Tung, QN, Linzner, N, Loi, VV, Antelmann, H
Free radical biology & medicine. 2018;:84-96
Abstract
Gram-negative bacteria utilize glutathione (GSH) as their major LMW thiol. However, most Gram-positive bacteria do not encode enzymes for GSH biosynthesis and produce instead alternative LMW thiols, such as bacillithiol (BSH) and mycothiol (MSH). BSH is utilized by Firmicutes and MSH is the major LMW thiol of Actinomycetes. LMW thiols are required to maintain the reduced state of the cytoplasm, but are also involved in virulence mechanisms in human pathogens, such as Staphylococcus aureus, Mycobacterium tuberculosis, Streptococcus pneumoniae, Salmonella enterica subsp. Typhimurium and Listeria monocytogenes. Infection conditions often cause perturbations of the intrabacterial redox balance in pathogens, which is further affected under antibiotics treatments. During the last years, novel glutaredoxin-fused roGFP2 biosensors have been engineered in many eukaryotic organisms, including parasites, yeast, plants and human cells for dynamic live-imaging of the GSH redox potential in different compartments.

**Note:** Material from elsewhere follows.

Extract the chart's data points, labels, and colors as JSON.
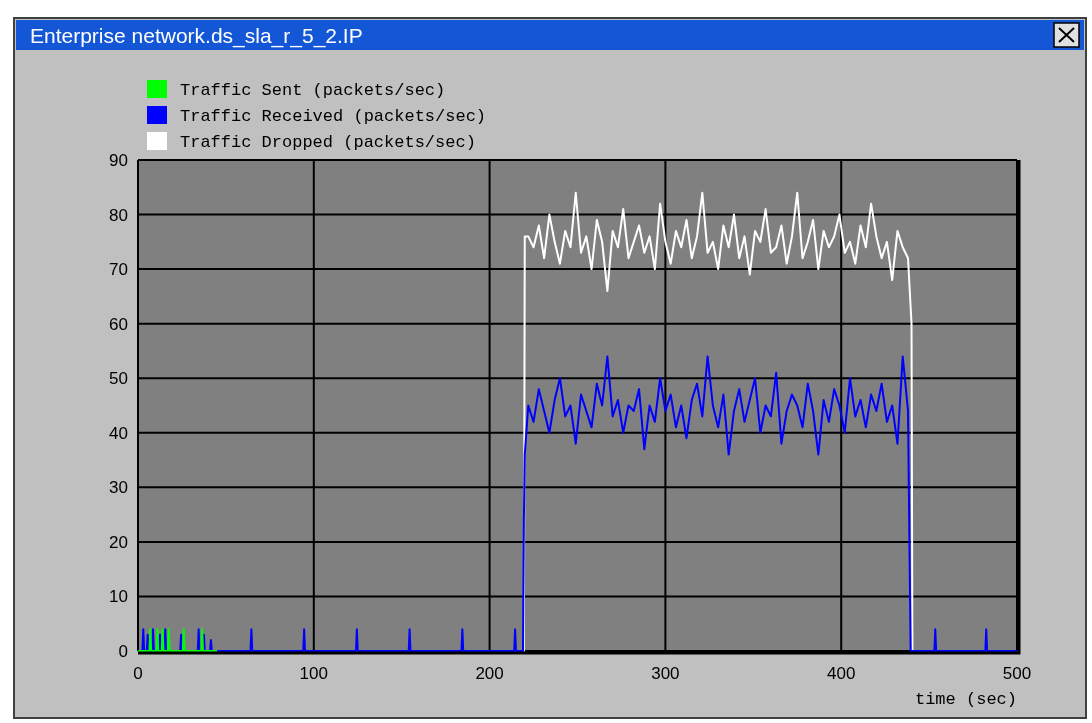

Likewise bacterial roGFP2-based biosensors are now available to measure the dynamic changes in the GSH, BSH and MSH redox potentials in model and pathogenic Gram-negative and Gram-positive bacteria. In this review, we present an overview of novel functions of the bacterial LMW thiols GSH, MSH and BSH in pathogenic bacteria in virulence regulation. Moreover, recent results about the application of genetically encoded redox biosensors are summarized to study the mechanisms of host-pathogen interactions, persistence and antibiotics resistance. In particularly, we highlight recent biosensor results on the redox changes in the intracellular food-borne pathogen Salmonella Typhimurium as well as in the Gram-positive pathogens S. aureus and M. tuberculosis during infection conditions and under antibiotics treatments. These studies established a link between ROS and antibiotics resistance with the intracellular LMW thiol-redox potential. Future applications should be directed to compare the redox potentials among different clinical isolates of these pathogens in relation to their antibiotics resistance and to screen for new ROS-producing drugs as promising strategy to combat antimicrobial resistance.